François Bergevin, superbe dans sa robe rouge, se leva de son siège
— Je ne serais pas long Monsieur le Président, dit-il en s’éclaircissant la voix. Hélas, l’affaire est évidente. Cet homme est fourbe et un monstre. Honoré de la confiance de son maître qui, l’ayant soustrait à l’esclavage, en avait fait un serviteur libre de vaquer à son gré dans la ville quand la plupart des domestiques n’ont pas un jour à eux, cet ingrat, au lieu de bénir sa bonté, va prendre langue avec un autre coquin noir, le nommé Louis Rodin, afin de comploter l’assassinat de son maître. Que le dit Rodin soit domestique chez le comte de Grasse relève encore le degré d’infamie de ces deux misérables. Car c’est bien d’infamie dont nous parlons ici ! Monsieur le Président, il n’est nullement besoin de grande explication. Jean Mor échoué a dans son entreprise ? La belle affaire ! Il a tenté et c’est assez. De plus, il s’est enfui ; mais un homme qui administre du poison par erreur ne s’enfuit pas. Il reste et il s’explique.

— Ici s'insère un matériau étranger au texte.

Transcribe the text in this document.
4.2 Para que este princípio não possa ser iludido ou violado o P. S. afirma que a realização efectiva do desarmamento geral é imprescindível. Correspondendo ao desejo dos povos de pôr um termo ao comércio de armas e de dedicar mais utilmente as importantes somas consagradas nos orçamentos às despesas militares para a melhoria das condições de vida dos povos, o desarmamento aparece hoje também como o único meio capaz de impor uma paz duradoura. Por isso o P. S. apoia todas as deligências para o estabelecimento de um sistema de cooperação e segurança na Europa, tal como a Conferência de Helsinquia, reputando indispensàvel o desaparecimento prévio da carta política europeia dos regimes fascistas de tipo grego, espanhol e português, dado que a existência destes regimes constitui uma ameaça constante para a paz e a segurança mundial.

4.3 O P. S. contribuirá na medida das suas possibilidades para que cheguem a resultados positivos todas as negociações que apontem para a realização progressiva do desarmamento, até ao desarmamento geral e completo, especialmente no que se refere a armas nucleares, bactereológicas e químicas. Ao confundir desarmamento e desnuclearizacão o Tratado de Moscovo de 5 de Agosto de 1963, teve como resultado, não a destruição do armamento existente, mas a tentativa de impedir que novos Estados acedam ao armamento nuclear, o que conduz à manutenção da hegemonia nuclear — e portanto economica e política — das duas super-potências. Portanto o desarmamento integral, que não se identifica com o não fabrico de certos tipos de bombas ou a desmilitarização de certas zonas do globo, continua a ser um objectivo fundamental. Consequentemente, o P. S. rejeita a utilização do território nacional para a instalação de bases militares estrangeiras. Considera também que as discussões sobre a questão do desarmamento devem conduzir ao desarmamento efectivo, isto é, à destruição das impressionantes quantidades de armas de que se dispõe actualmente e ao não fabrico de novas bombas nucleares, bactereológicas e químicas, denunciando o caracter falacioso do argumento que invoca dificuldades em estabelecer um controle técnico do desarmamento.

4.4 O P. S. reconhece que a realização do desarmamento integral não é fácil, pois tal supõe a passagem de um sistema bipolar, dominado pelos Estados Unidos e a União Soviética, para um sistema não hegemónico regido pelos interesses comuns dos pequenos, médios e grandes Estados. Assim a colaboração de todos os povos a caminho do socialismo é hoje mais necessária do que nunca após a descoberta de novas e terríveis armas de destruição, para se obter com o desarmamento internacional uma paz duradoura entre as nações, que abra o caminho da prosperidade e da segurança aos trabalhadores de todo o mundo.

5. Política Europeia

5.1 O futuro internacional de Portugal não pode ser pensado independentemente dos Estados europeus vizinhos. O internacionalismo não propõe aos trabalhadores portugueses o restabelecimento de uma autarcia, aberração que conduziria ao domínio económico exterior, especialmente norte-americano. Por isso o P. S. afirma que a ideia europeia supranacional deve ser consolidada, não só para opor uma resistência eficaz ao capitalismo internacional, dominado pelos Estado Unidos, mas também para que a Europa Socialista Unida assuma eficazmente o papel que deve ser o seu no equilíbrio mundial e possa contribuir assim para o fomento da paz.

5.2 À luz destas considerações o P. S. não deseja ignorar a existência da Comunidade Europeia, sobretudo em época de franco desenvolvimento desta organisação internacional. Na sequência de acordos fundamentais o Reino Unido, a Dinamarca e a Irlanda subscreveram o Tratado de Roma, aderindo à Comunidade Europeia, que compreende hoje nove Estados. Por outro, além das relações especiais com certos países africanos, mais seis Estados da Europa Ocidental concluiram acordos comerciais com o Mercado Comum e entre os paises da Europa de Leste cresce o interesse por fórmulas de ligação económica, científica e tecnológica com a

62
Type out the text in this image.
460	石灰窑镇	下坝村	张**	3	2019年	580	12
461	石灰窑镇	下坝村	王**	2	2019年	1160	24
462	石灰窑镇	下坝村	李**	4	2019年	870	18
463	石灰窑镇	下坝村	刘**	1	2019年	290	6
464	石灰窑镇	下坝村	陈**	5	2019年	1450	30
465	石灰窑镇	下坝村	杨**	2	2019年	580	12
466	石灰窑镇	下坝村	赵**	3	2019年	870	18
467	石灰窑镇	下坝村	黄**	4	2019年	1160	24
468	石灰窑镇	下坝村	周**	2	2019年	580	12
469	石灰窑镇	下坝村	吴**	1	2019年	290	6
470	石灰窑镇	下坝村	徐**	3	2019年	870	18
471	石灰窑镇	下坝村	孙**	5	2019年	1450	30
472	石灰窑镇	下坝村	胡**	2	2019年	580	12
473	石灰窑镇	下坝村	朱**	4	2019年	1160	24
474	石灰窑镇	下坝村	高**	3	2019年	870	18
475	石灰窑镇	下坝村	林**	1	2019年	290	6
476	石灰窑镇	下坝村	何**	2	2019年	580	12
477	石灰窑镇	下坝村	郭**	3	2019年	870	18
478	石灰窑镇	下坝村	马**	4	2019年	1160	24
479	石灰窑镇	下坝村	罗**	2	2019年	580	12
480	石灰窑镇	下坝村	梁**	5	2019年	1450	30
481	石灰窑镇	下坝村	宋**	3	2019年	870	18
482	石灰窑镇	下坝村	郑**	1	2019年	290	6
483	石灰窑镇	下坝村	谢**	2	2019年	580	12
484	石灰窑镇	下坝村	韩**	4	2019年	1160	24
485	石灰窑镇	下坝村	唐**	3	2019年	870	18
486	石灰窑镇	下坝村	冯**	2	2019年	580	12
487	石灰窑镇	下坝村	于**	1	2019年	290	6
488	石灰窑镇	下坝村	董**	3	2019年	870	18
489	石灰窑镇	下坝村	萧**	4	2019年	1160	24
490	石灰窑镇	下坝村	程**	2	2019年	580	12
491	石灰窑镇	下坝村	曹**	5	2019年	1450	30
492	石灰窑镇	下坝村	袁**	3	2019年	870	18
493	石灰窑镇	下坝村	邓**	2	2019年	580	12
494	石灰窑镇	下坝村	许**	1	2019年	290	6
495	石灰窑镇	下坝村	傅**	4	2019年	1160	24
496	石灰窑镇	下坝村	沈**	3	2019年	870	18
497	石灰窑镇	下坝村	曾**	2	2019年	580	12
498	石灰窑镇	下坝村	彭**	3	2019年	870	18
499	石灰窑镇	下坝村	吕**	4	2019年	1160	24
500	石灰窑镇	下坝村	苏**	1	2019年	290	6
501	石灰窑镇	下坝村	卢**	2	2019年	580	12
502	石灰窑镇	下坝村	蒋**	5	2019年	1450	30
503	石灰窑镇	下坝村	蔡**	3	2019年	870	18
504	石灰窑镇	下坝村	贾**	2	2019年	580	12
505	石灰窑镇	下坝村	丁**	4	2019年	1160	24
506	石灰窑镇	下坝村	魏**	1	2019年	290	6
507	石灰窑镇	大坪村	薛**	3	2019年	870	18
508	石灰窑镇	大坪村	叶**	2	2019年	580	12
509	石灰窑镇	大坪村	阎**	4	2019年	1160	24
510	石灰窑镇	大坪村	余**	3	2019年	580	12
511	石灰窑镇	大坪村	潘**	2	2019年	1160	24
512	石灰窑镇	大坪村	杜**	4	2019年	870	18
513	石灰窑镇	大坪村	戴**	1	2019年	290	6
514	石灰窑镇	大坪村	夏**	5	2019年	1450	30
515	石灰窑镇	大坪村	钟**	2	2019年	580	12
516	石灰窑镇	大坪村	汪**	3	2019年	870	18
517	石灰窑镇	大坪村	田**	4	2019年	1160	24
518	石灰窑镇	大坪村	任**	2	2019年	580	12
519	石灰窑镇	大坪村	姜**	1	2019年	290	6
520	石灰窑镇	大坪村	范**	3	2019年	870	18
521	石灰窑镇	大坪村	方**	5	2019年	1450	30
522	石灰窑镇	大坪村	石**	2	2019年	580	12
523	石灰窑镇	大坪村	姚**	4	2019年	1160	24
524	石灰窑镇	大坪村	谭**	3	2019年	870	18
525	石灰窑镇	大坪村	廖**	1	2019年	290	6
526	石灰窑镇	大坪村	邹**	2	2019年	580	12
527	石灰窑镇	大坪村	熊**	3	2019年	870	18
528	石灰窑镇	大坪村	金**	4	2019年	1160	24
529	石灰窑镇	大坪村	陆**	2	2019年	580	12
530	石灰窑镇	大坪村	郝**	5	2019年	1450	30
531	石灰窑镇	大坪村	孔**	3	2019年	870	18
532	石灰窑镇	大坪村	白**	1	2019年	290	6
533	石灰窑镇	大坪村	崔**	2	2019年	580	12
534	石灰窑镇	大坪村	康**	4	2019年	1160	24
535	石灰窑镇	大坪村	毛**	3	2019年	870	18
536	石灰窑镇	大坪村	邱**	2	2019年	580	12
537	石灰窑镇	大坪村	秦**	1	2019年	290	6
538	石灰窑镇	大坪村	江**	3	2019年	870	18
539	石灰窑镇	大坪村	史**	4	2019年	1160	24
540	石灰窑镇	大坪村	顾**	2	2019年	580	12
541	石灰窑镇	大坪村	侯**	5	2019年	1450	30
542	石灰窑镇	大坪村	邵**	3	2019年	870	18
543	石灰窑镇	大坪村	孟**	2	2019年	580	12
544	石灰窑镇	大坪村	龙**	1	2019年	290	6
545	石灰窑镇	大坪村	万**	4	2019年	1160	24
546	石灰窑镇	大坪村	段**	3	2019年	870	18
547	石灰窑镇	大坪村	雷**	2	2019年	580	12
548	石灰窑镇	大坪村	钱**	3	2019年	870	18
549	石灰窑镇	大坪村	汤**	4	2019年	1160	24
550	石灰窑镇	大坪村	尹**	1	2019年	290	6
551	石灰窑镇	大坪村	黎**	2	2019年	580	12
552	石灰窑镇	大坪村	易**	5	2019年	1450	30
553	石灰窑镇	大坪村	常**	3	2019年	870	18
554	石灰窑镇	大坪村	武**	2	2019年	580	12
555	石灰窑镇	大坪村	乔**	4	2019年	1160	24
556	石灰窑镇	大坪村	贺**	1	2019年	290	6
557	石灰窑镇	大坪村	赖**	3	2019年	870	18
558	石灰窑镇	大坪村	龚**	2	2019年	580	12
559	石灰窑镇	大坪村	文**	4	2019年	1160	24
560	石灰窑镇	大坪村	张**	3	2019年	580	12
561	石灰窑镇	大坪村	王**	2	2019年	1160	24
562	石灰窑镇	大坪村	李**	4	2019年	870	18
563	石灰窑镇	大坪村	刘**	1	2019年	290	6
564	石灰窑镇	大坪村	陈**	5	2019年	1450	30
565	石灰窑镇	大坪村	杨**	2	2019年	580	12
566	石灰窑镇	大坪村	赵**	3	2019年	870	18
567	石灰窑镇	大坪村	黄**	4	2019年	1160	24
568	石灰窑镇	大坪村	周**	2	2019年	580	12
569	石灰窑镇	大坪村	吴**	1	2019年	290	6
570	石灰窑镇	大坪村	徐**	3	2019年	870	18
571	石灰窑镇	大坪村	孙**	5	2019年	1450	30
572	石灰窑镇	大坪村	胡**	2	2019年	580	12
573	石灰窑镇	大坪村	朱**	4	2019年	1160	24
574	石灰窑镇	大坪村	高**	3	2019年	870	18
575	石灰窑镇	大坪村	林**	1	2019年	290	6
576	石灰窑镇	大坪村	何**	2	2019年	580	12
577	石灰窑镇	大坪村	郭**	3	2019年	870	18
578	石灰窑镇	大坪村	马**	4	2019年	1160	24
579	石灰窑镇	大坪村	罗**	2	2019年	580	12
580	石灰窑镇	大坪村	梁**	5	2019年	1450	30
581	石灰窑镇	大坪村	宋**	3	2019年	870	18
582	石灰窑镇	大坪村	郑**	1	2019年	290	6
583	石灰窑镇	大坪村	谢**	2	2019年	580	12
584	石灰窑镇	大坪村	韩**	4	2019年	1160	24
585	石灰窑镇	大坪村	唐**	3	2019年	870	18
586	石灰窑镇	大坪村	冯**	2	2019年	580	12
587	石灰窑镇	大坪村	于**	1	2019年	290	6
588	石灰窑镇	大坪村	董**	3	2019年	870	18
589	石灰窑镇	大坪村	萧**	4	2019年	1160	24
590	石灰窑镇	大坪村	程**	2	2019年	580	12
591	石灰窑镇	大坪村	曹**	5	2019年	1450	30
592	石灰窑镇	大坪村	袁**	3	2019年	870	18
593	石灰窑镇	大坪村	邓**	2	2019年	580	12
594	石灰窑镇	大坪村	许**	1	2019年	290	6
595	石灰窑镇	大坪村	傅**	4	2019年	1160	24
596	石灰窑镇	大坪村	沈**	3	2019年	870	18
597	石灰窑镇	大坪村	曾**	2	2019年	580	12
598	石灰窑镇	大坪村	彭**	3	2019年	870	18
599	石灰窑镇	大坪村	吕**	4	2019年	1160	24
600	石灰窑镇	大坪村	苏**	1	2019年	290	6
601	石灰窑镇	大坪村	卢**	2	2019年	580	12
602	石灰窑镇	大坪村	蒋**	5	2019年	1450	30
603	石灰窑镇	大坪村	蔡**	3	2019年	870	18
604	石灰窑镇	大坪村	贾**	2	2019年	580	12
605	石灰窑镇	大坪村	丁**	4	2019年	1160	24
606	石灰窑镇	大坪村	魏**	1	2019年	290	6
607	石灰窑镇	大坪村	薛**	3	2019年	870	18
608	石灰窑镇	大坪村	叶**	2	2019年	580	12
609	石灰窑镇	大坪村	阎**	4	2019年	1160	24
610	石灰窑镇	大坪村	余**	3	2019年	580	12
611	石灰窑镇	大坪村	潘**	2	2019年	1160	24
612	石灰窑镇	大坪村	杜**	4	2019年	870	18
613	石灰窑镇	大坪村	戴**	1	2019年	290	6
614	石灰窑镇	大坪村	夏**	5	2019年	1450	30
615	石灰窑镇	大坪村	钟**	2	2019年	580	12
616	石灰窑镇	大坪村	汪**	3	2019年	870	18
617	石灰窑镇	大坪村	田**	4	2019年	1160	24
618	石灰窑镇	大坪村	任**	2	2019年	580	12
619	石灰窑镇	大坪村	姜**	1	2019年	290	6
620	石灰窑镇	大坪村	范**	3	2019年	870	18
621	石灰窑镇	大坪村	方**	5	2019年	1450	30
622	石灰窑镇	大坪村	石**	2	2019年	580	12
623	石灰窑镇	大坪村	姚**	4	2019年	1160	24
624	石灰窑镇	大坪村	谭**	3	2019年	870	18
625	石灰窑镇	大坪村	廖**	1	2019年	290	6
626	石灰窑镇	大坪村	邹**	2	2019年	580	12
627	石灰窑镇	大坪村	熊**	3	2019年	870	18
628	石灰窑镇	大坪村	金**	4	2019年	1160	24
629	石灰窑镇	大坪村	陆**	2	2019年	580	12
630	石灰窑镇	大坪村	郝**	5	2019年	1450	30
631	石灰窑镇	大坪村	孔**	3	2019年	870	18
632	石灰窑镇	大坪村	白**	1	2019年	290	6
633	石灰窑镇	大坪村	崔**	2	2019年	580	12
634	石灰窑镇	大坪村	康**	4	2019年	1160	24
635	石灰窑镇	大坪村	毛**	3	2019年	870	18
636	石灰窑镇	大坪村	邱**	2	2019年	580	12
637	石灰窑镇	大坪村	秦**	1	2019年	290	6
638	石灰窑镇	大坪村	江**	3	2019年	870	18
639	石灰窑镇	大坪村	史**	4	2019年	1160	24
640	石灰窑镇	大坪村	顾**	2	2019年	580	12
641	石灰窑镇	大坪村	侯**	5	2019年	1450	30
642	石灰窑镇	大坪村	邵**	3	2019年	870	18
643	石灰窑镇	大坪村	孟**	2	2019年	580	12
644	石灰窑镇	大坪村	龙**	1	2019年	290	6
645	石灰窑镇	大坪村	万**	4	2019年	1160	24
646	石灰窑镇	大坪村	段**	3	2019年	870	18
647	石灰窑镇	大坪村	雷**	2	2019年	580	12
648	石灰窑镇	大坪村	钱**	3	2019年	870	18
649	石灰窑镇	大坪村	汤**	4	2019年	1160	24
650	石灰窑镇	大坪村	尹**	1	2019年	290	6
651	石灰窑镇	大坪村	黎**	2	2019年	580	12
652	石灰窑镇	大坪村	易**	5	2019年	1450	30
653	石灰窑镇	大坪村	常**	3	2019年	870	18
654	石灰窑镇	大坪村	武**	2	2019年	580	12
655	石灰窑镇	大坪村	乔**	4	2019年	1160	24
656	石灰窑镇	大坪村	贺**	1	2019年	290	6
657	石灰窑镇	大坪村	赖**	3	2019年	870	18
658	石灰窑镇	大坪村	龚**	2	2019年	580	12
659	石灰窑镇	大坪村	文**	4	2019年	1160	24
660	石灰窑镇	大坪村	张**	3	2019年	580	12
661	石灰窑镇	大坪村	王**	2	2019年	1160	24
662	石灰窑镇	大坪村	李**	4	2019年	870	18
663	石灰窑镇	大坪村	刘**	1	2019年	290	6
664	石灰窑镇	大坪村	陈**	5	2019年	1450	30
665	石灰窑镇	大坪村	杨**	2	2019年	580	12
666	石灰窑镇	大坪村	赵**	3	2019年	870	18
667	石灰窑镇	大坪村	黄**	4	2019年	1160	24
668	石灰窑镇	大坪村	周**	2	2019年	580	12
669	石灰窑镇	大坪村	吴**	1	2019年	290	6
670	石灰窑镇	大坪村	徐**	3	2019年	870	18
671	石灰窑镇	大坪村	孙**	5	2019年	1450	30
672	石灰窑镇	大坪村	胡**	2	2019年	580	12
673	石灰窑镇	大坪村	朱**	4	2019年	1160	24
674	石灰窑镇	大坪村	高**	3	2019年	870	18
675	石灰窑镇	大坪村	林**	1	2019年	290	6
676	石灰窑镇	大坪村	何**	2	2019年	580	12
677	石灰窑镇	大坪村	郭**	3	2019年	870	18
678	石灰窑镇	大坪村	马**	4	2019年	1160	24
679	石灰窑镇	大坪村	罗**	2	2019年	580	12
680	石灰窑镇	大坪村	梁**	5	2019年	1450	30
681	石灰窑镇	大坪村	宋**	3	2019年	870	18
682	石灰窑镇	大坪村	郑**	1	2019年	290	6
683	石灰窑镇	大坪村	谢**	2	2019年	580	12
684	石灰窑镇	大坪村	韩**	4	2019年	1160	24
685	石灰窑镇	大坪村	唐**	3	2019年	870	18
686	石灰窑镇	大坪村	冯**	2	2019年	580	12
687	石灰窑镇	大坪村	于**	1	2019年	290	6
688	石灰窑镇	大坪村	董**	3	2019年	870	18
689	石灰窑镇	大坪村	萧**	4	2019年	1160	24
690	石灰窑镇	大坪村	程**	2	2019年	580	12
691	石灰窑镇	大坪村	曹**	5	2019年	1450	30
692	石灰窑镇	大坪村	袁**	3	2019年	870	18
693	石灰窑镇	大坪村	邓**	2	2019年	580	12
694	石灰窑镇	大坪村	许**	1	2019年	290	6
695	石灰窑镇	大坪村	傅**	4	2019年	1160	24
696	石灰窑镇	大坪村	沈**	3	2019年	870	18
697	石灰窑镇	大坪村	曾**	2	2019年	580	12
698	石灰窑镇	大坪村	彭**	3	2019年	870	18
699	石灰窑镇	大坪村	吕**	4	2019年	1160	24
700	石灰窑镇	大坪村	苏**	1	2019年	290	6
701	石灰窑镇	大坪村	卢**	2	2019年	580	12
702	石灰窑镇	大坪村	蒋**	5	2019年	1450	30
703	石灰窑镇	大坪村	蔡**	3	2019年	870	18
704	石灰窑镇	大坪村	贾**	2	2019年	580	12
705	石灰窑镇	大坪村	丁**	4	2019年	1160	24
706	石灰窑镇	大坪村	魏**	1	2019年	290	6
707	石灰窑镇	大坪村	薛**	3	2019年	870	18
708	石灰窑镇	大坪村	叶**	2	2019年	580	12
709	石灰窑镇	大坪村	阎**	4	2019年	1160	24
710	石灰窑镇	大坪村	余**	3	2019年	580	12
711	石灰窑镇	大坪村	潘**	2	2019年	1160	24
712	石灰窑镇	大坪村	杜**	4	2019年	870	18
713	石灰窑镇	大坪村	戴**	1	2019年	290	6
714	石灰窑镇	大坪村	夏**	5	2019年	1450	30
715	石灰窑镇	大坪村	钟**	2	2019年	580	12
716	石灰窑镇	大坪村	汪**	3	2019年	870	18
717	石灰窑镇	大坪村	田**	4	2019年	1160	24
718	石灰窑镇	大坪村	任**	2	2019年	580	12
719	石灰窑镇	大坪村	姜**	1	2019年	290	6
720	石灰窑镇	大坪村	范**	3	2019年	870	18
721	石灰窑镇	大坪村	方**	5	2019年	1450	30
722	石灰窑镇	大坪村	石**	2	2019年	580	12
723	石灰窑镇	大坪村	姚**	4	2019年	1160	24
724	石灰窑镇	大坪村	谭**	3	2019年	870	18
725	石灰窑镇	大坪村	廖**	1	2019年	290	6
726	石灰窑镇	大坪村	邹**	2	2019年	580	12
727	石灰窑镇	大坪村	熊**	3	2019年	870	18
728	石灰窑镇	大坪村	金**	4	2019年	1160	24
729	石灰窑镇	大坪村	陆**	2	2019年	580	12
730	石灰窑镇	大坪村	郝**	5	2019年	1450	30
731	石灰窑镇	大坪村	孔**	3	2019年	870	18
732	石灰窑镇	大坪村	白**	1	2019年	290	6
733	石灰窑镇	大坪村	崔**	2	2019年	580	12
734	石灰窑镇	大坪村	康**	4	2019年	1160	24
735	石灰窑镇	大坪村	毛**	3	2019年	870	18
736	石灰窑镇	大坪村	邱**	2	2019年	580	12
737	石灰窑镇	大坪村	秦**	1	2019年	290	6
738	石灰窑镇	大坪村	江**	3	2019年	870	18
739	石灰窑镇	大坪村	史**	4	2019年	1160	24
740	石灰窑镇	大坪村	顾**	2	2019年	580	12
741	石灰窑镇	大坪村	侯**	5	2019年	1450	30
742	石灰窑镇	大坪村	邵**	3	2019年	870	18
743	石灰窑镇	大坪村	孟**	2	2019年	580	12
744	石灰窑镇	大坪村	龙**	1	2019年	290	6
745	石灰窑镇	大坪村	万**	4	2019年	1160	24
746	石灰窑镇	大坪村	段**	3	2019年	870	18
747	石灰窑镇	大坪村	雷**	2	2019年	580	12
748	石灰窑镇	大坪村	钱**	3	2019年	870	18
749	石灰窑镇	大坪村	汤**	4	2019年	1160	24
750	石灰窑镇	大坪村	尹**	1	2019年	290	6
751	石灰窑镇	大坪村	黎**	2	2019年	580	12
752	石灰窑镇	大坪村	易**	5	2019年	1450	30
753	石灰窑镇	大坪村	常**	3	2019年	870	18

Comme si ce n’était pas assez, le voilà qui avoue puis se rétracte ! Voilà pourquoi, Monsieur le Président, j’accuse ledit Jean Mor d’avoir perpétré, dans un immeuble situé rue de la Rampe à Brest, deux tentatives d’empoisonnement. L’une sur son maître, Monsieur Claude de Noz, lieutenant à bord de la frégate Zéphyr, et l’autre, sur Madame Jeanne de Plusquellec, propriétaire dudit l’immeuble. Je l’accuse aussi, en plus de ce forfait, d’avoir commis le crime de parjure et d’avoir voulu fuir la justice. En conséquence, Monsieur le Président, je demande que ledit Jean Mor, ce misérable monstre, après qu’il ait été soumis au préalable à la question, soit livré au bûcher.
Il n’y eut pas de délibération.
— Le tribunal, proclama Monsieur de Lézegant après s’être à son tour levé, déclare ledit Jean Mor coupable des chefs d’empoisonnement, de fuite et de parjure. En conséquence, il est ordonné que ledit Jean Mor soit soumis à la question puis brûlé vif. Dès le trépas constaté, on suspendra sa dépouille au gibet où on la laissera exposée pour l’exemple. Nonobstant, ladite condamnation à mort étant soumise à l’approbation du parlement de Rennes, appel est interjeté par monsieur le Procureur du roi. Gardes, faites sortir le condamné.